People who don't pay into pensions are either loaded with a property portfolio to keep them in retirement or they are narrow minded short term idiots, who when they get to old age are a burden on the rest of us because they didn't save for later life!
 
From Metlife. A UK pensions company.

Whose to say that we won't go through something similar or worse?

We probably will. If you expect perfectly linear returns then you're going to be disappointed.

The whole point is that by taking some of the risk you get a higher return. If you try to take less risk by opting for fixed-interest savings account or the like, you will unwittingly expose yourself to another risk - shortfall risk, where you won't make enough money to be able to live comfortably.

Literally decades of experience has shown that retirement savings are best held in appropriate funds of risky stocks and bonds. There is no long-term period (20-30 years) where cash or cash-like instruments beat a mixed stock/bond portfolio.
 
People who don't pay into pensions are either loaded with a property portfolio to keep them in retirement or they are narrow minded short term idiots, who when they get to old age are a burden on the rest of us because they didn't save for later life!

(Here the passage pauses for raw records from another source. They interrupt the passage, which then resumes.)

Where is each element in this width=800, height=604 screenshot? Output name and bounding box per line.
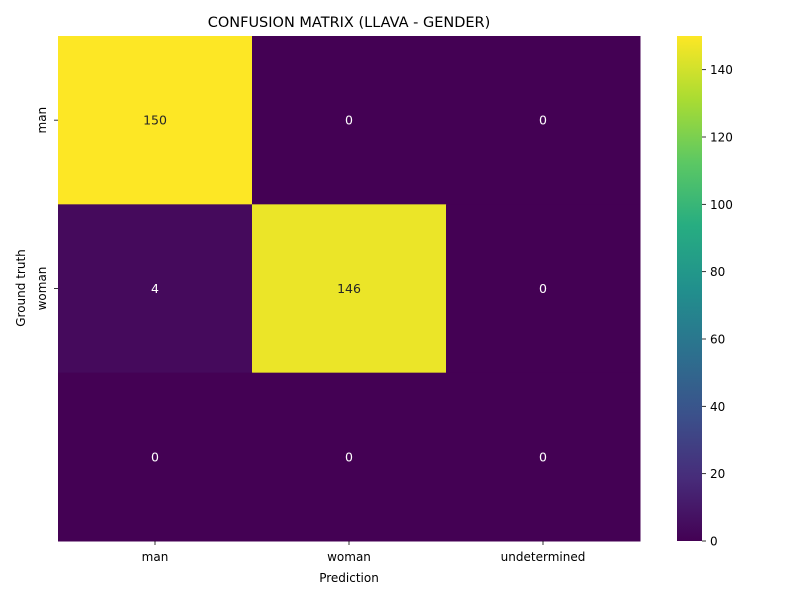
cell-value-label: 0 xyxy=(539,281,547,296)
colorbar-tick-label: 80 xyxy=(710,265,725,279)
cell-value-label: 146 xyxy=(337,281,361,296)
heatmap-cells: 150 0 0 4 146 0 0 0 0 xyxy=(58,36,641,542)
y-axis-ticks: man woman xyxy=(35,107,58,311)
x-axis-ticks: man woman undetermined xyxy=(142,541,586,564)
heatmap-cell xyxy=(252,372,447,542)
heatmap-cell xyxy=(446,204,641,374)
cell-value-label: 150 xyxy=(143,113,167,128)
colorbar: 0 20 40 60 80 100 120 140 xyxy=(677,36,733,549)
y-axis-label: Ground truth xyxy=(14,249,28,327)
heatmap-cell xyxy=(58,204,253,374)
colorbar-tick-label: 100 xyxy=(710,198,733,212)
chart-title: CONFUSION MATRIX (LLAVA - GENDER) xyxy=(208,15,491,31)
x-tick-label: woman xyxy=(327,550,371,564)
heatmap-cell xyxy=(446,372,641,542)
x-tick-label: man xyxy=(142,550,169,564)
x-tick-label: undetermined xyxy=(501,550,586,564)
colorbar-tick-label: 140 xyxy=(710,63,733,77)
cell-value-label: 0 xyxy=(539,449,547,464)
x-axis-label: Prediction xyxy=(319,571,379,585)
colorbar-tick-label: 60 xyxy=(710,333,725,347)
cell-value-label: 0 xyxy=(345,449,353,464)
cell-value-label: 4 xyxy=(151,281,159,296)
y-tick-label: man xyxy=(35,107,49,134)
cell-value-label: 0 xyxy=(345,113,353,128)
colorbar-gradient xyxy=(677,36,702,541)
colorbar-tick-label: 0 xyxy=(710,535,718,549)
heatmap-cell xyxy=(252,204,447,374)
colorbar-tick-label: 40 xyxy=(710,400,725,414)
y-tick-label: woman xyxy=(35,267,49,311)
heatmap-cell xyxy=(252,36,447,205)
heatmap-cell xyxy=(58,36,253,205)
cell-value-label: 0 xyxy=(539,113,547,128)
heatmap-cell xyxy=(58,372,253,542)
colorbar-tick-label: 20 xyxy=(710,467,725,481)
colorbar-tick-label: 120 xyxy=(710,131,733,145)
cell-value-label: 0 xyxy=(151,449,159,464)
heatmap-cell xyxy=(446,36,641,205)
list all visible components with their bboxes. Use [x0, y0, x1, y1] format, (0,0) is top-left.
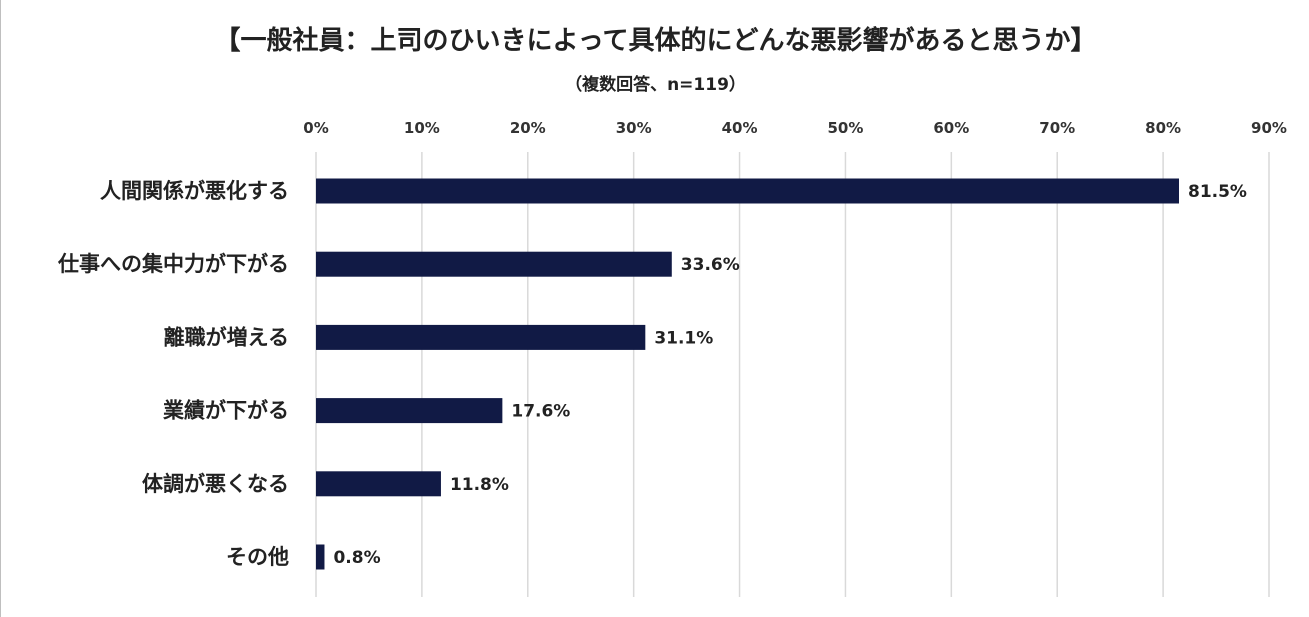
x-tick-label: 70%	[1039, 119, 1075, 137]
value-label: 81.5%	[1188, 182, 1247, 202]
x-tick-label: 0%	[303, 119, 328, 137]
chart-title: 【一般社員：上司のひいきによって具体的にどんな悪影響があると思うか】	[214, 26, 1097, 56]
x-tick-label: 30%	[616, 119, 652, 137]
bar	[316, 178, 1179, 204]
x-tick-label: 40%	[722, 119, 758, 137]
bar	[316, 544, 325, 570]
bar	[316, 324, 646, 350]
x-tick-label: 60%	[933, 119, 969, 137]
x-tick-label: 10%	[404, 119, 440, 137]
value-label: 33.6%	[681, 255, 740, 275]
category-label: その他	[226, 545, 289, 569]
bar	[316, 251, 672, 277]
x-tick-label: 80%	[1145, 119, 1181, 137]
category-label: 離職が増える	[164, 325, 289, 349]
bar	[316, 471, 441, 497]
value-label: 31.1%	[654, 328, 713, 348]
value-label: 0.8%	[333, 548, 380, 568]
bar	[316, 398, 503, 424]
value-label: 11.8%	[450, 475, 509, 495]
x-tick-label: 20%	[510, 119, 546, 137]
x-tick-label: 90%	[1251, 119, 1287, 137]
x-tick-label: 50%	[827, 119, 863, 137]
category-label: 業績が下がる	[163, 399, 289, 423]
category-label: 仕事への集中力が下がる	[57, 252, 289, 276]
category-label: 体調が悪くなる	[142, 472, 289, 496]
chart-subtitle: （複数回答、n=119）	[565, 75, 746, 95]
value-label: 17.6%	[511, 402, 570, 422]
category-label: 人間関係が悪化する	[100, 179, 289, 203]
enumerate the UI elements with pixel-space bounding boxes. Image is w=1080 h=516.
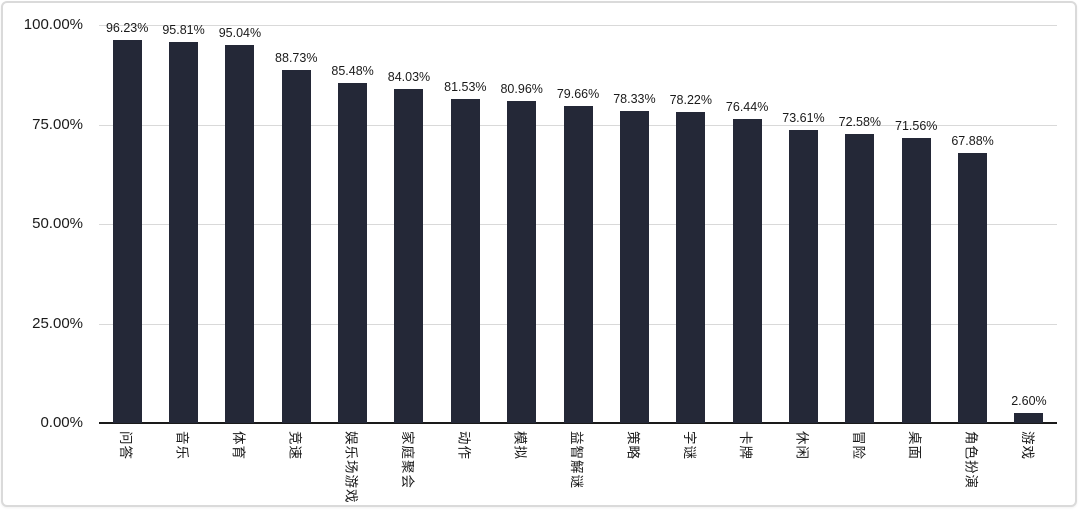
x-axis-category-label: 冒险 bbox=[850, 431, 866, 460]
x-axis-category-label: 策略 bbox=[625, 431, 641, 460]
bar-value-label: 95.81% bbox=[162, 22, 205, 37]
x-axis-category-cell: 竞速 bbox=[268, 431, 324, 509]
bar-value-label: 73.61% bbox=[782, 111, 825, 126]
x-axis-category-cell: 角色扮演 bbox=[944, 431, 1000, 509]
bar-cell: 71.56% bbox=[888, 25, 944, 423]
x-axis-category-cell: 桌面 bbox=[888, 431, 944, 509]
bar bbox=[958, 152, 988, 423]
x-axis-category-cell: 模拟 bbox=[494, 431, 550, 509]
bar-value-label: 80.96% bbox=[500, 81, 543, 96]
bar-cell: 78.22% bbox=[663, 25, 719, 423]
x-axis-category-label: 家庭聚会 bbox=[399, 431, 415, 489]
plot-area: 96.23% 95.81% 95.04% 88.73% 85.48% 84.03% 81.5… bbox=[99, 21, 1057, 423]
x-axis-category-cell: 冒险 bbox=[832, 431, 888, 509]
x-axis-category-label: 角色扮演 bbox=[963, 431, 979, 489]
x-axis-category-label: 动作 bbox=[456, 431, 472, 460]
y-axis-tick-label: 100.00% bbox=[23, 16, 83, 33]
x-axis-category-label: 桌面 bbox=[907, 431, 923, 460]
x-axis-category-cell: 休闲 bbox=[775, 431, 831, 509]
bar-value-label: 2.60% bbox=[1011, 393, 1047, 408]
bar bbox=[112, 40, 142, 423]
bar bbox=[450, 98, 480, 423]
bar-value-label: 81.53% bbox=[444, 79, 487, 94]
y-axis-tick-label: 0.00% bbox=[40, 414, 83, 431]
bar bbox=[281, 69, 311, 423]
bar bbox=[901, 138, 931, 423]
y-axis-tick-label: 75.00% bbox=[32, 115, 83, 133]
x-axis-category-label: 问答 bbox=[118, 431, 134, 460]
y-axis-tick-label: 50.00% bbox=[32, 215, 83, 232]
bar-cell: 73.61% bbox=[775, 25, 831, 423]
bar-cell: 72.58% bbox=[832, 25, 888, 423]
x-axis-category-cell: 问答 bbox=[99, 431, 155, 509]
bar-cell: 85.48% bbox=[324, 25, 380, 423]
bar-cell: 84.03% bbox=[381, 25, 437, 423]
x-axis-category-cell: 娱乐场游戏 bbox=[324, 431, 380, 509]
bar-cell: 95.81% bbox=[155, 22, 211, 423]
x-axis-category-cell: 益智解谜 bbox=[550, 431, 606, 509]
bar-value-label: 84.03% bbox=[387, 69, 431, 84]
x-axis-category-label: 娱乐场游戏 bbox=[343, 431, 359, 504]
bar bbox=[845, 134, 875, 423]
bar-value-label: 95.04% bbox=[218, 25, 262, 40]
bar bbox=[1014, 412, 1044, 423]
bar bbox=[225, 44, 255, 423]
x-axis-labels: 问答 音乐 体育 竞速 娱乐场游戏 家庭聚会 动作 模拟 益智解谜 策略 字谜 卡牌 休闲 冒险 桌面 角色扮… bbox=[99, 431, 1057, 509]
bar-value-label: 96.23% bbox=[105, 21, 149, 36]
chart-card: 0.00% 25.00% 50.00% 75.00% 100.00% 96.23% 95.… bbox=[1, 1, 1077, 507]
bar-cell: 67.88% bbox=[944, 25, 1000, 423]
x-axis-category-label: 字谜 bbox=[681, 431, 697, 460]
bar-value-label: 79.66% bbox=[556, 86, 600, 101]
bar bbox=[169, 41, 199, 423]
gridline bbox=[99, 25, 1057, 26]
bar-cell: 95.04% bbox=[212, 25, 268, 423]
x-axis-line bbox=[99, 422, 1057, 424]
bar bbox=[788, 130, 818, 423]
x-axis-category-cell: 家庭聚会 bbox=[381, 431, 437, 509]
x-axis-category-cell: 游戏 bbox=[1001, 431, 1057, 509]
x-axis-category-cell: 字谜 bbox=[663, 431, 719, 509]
x-axis-category-label: 益智解谜 bbox=[569, 431, 585, 489]
x-axis-category-label: 竞速 bbox=[287, 431, 303, 460]
x-axis-category-cell: 策略 bbox=[606, 431, 662, 509]
bar-value-label: 71.56% bbox=[895, 119, 938, 134]
bar-cell: 81.53% bbox=[437, 25, 493, 423]
bar bbox=[563, 105, 593, 423]
bar bbox=[338, 82, 368, 423]
bar-cell: 96.23% bbox=[99, 21, 155, 423]
bar bbox=[619, 111, 649, 423]
bar-value-label: 72.58% bbox=[838, 115, 882, 130]
bar-cell: 2.60% bbox=[1001, 25, 1057, 423]
bar bbox=[732, 118, 762, 423]
bar bbox=[394, 88, 424, 423]
x-axis-category-cell: 音乐 bbox=[155, 431, 211, 509]
x-axis-category-label: 游戏 bbox=[1019, 431, 1035, 460]
x-axis-category-label: 休闲 bbox=[794, 431, 810, 460]
bar-value-label: 78.33% bbox=[613, 92, 656, 107]
bar-value-label: 67.88% bbox=[951, 133, 994, 148]
bar-cell: 78.33% bbox=[606, 25, 662, 423]
x-axis-category-label: 模拟 bbox=[512, 431, 528, 460]
bar-cell: 88.73% bbox=[268, 25, 324, 423]
y-axis-tick-label: 25.00% bbox=[32, 314, 83, 332]
x-axis-category-label: 卡牌 bbox=[738, 431, 754, 460]
y-axis: 0.00% 25.00% 50.00% 75.00% 100.00% bbox=[3, 3, 83, 505]
x-axis-category-label: 音乐 bbox=[174, 431, 190, 460]
bar-cell: 79.66% bbox=[550, 25, 606, 423]
bar-value-label: 85.48% bbox=[331, 63, 374, 78]
x-axis-category-label: 体育 bbox=[230, 431, 246, 460]
bar bbox=[507, 100, 537, 423]
x-axis-category-cell: 体育 bbox=[212, 431, 268, 509]
bar-cell: 80.96% bbox=[494, 25, 550, 423]
x-axis-category-cell: 卡牌 bbox=[719, 431, 775, 509]
bar-value-label: 78.22% bbox=[669, 92, 712, 107]
x-axis-category-cell: 动作 bbox=[437, 431, 493, 509]
bar-cell: 76.44% bbox=[719, 25, 775, 423]
bar-value-label: 76.44% bbox=[725, 99, 769, 114]
bar-value-label: 88.73% bbox=[275, 50, 318, 65]
bar bbox=[676, 111, 706, 423]
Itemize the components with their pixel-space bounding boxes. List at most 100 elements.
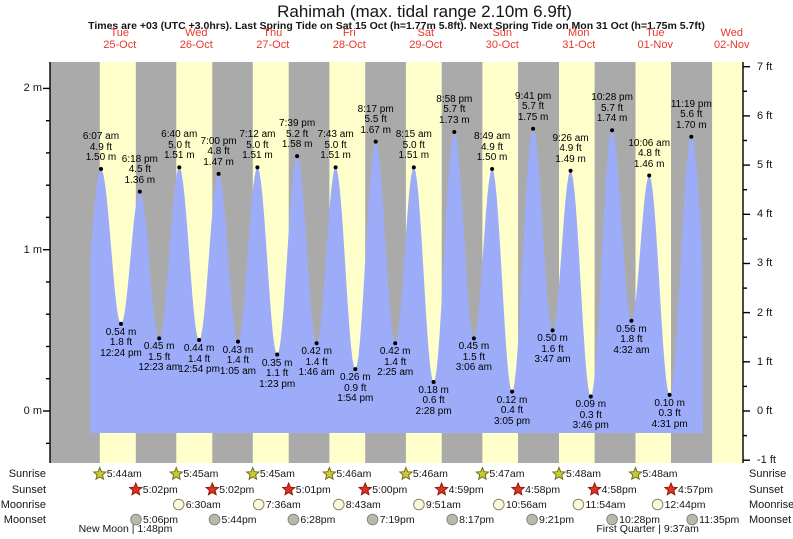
axes — [43, 62, 750, 463]
day-label: Sat 29-Oct — [409, 27, 443, 51]
tide-annotation-high: 6:07 am 4.9 ft 1.50 m — [82, 131, 120, 164]
page-title: Rahimah (max. tidal range 2.10m 6.9ft) — [277, 2, 572, 21]
tide-annotation-high: 11:19 pm 5.6 ft 1.70 m — [670, 98, 712, 131]
tide-annotation-low: 0.42 m 1.4 ft 1:46 am — [298, 346, 335, 379]
tide-low-dot — [157, 336, 162, 341]
sunrise-time: 5:44am — [106, 468, 142, 480]
row-label-moonset-left: Moonset — [3, 513, 46, 526]
tide-annotation-low: 0.44 m 1.4 ft 12:54 pm — [178, 343, 220, 376]
y-axis-label-m: 1 m — [23, 243, 42, 256]
sunset-time: 5:02pm — [219, 483, 255, 496]
moonrise-time: 7:36am — [265, 498, 301, 511]
sunrise-time: 5:48am — [642, 468, 678, 480]
tide-annotation-high: 8:15 am 5.0 ft 1.51 m — [395, 129, 432, 162]
tide-low-dot — [629, 318, 634, 323]
sunrise-star-icon — [551, 466, 567, 481]
tide-high-dot — [689, 134, 694, 139]
moonrise-circle-icon — [172, 498, 185, 511]
sunset-star-icon — [357, 481, 373, 496]
sunset-time: 4:57pm — [678, 483, 714, 496]
moon-phase-new-moon: New Moon | 1:48pm — [78, 523, 173, 535]
tide-annotation-low: 0.56 m 1.8 ft 4:32 am — [613, 323, 650, 356]
moon-phase-first-quarter: First Quarter | 9:37am — [596, 523, 699, 535]
tide-low-dot — [471, 336, 476, 341]
moonrise-time: 12:44pm — [664, 498, 706, 511]
tide-high-dot — [295, 154, 300, 159]
tide-annotation-high: 8:49 am 4.9 ft 1.50 m — [474, 131, 511, 164]
row-label-sunrise-left: Sunrise — [8, 468, 46, 480]
tide-high-dot — [255, 165, 260, 170]
tide-low-dot — [314, 341, 319, 346]
tide-high-dot — [610, 128, 615, 133]
row-label-moonset-right: Moonset — [749, 513, 792, 526]
sunset-time: 5:00pm — [372, 483, 408, 496]
tide-annotation-low: 0.43 m 1.4 ft 1:05 am — [219, 344, 257, 377]
tide-low-dot — [119, 321, 123, 326]
tide-high-dot — [647, 173, 652, 178]
day-label: Tue 01-Nov — [637, 27, 673, 51]
day-label: Sun 30-Oct — [485, 27, 519, 51]
row-label-sunrise-right: Sunrise — [749, 468, 787, 480]
tide-high-dot — [411, 165, 416, 170]
y-axis-label-ft: 2 ft — [757, 306, 773, 319]
moonset-circle-icon — [130, 513, 142, 526]
day-label: Thu 27-Oct — [256, 27, 290, 51]
sunset-star-icon — [587, 481, 602, 496]
tide-annotation-high: 9:41 pm 5.7 ft 1.75 m — [515, 90, 552, 123]
moonrise-circle-icon — [413, 498, 425, 511]
sunrise-time: 5:46am — [412, 468, 448, 480]
moonset-time: 9:21pm — [539, 513, 575, 526]
tide-annotation-high: 9:26 am 4.9 ft 1.49 m — [552, 132, 589, 165]
tide-annotation-high: 8:17 pm 5.5 ft 1.67 m — [357, 103, 394, 136]
moonset-circle-icon — [686, 513, 699, 526]
day-label: Tue 25-Oct — [103, 27, 137, 51]
sunset-star-icon — [434, 481, 449, 496]
y-axis-label-ft: 5 ft — [757, 159, 773, 172]
moonset-time: 7:19pm — [379, 513, 415, 526]
tide-curve-area — [90, 129, 703, 434]
moonset-time: 5:06pm — [143, 513, 179, 526]
tide-annotation-high: 10:06 am 4.8 ft 1.46 m — [628, 137, 671, 170]
y-axis-label-ft: 1 ft — [757, 355, 773, 368]
row-label-sunset-left: Sunset — [11, 483, 46, 496]
sunrise-star-icon — [168, 466, 184, 481]
tide-annotation-low: 0.45 m 1.5 ft 3:06 am — [455, 341, 492, 374]
moonrise-circle-icon — [651, 498, 664, 511]
moonset-time: 6:28pm — [300, 513, 336, 526]
daylight-band — [712, 62, 743, 463]
tide-high-dot — [333, 165, 338, 170]
tide-low-dot — [353, 367, 358, 372]
y-axis-label-ft: 0 ft — [757, 405, 773, 417]
tide-low-dot — [236, 339, 240, 344]
moonset-circle-icon — [287, 513, 300, 526]
tide-annotation-low: 0.09 m 0.3 ft 3:46 pm — [572, 399, 609, 432]
sunrise-star-icon — [628, 466, 643, 481]
sunset-time: 4:59pm — [448, 483, 484, 496]
moonrise-circle-icon — [333, 498, 345, 511]
tide-low-dot — [431, 380, 436, 384]
sunrise-star-icon — [245, 466, 261, 481]
tide-high-dot — [490, 167, 495, 171]
sunrise-star-icon — [322, 466, 337, 481]
sunrise-time: 5:47am — [489, 468, 525, 480]
tide-low-dot — [510, 389, 515, 394]
sunset-time: 5:02pm — [142, 483, 178, 496]
y-axis-label-ft: 4 ft — [757, 208, 773, 221]
day-label: Wed 02-Nov — [714, 27, 750, 51]
tide-low-dot — [393, 341, 398, 346]
tide-high-dot — [177, 165, 182, 170]
tide-annotation-high: 6:40 am 5.0 ft 1.51 m — [161, 129, 198, 162]
tide-annotation-low: 0.10 m 0.3 ft 4:31 pm — [651, 397, 688, 430]
tide-annotation-low: 0.35 m 1.1 ft 1:23 pm — [259, 357, 296, 390]
tide-high-dot — [531, 126, 536, 131]
tide-low-dot — [275, 352, 280, 357]
moonset-circle-icon — [446, 513, 459, 526]
sunrise-star-icon — [398, 466, 414, 481]
y-axis-label-ft: 6 ft — [757, 109, 773, 122]
y-axis-label-ft: 3 ft — [757, 257, 773, 270]
sunrise-time: 5:46am — [336, 468, 372, 480]
y-axis-label-m: 2 m — [23, 82, 42, 95]
tide-high-dot — [99, 167, 103, 171]
page-subtitle: Times are +03 (UTC +3.0hrs). Last Spring… — [88, 20, 705, 32]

Not really. My mother didn't put into a pension (my dad did but it's not great one) and she can happily live on the £116 a week she gets from the State Pension.

My parents own their own home, go on two cruises a year, keep up with the bills and don't struggle for money.

Of course this is partly due to the money my dad gets from his private pension but most of their incoming are from the State pension.

A bloke retired from my work last month with a £25k a year pension and my first thought was "why does a man in his late 60s with his own home need nearly £2,000 a month income?" It's actually more than that when you add in the State pension on top.

I opted out of my pension due to wanting to pay all my debts off and get into a position of having 3 months wages as savings. I'm nearly there now and I'll opt back in but I'm really not bothered about attaining my current wage level after retirement. As long as I have enough to cover my living costs and the odd holiday I'll be happy.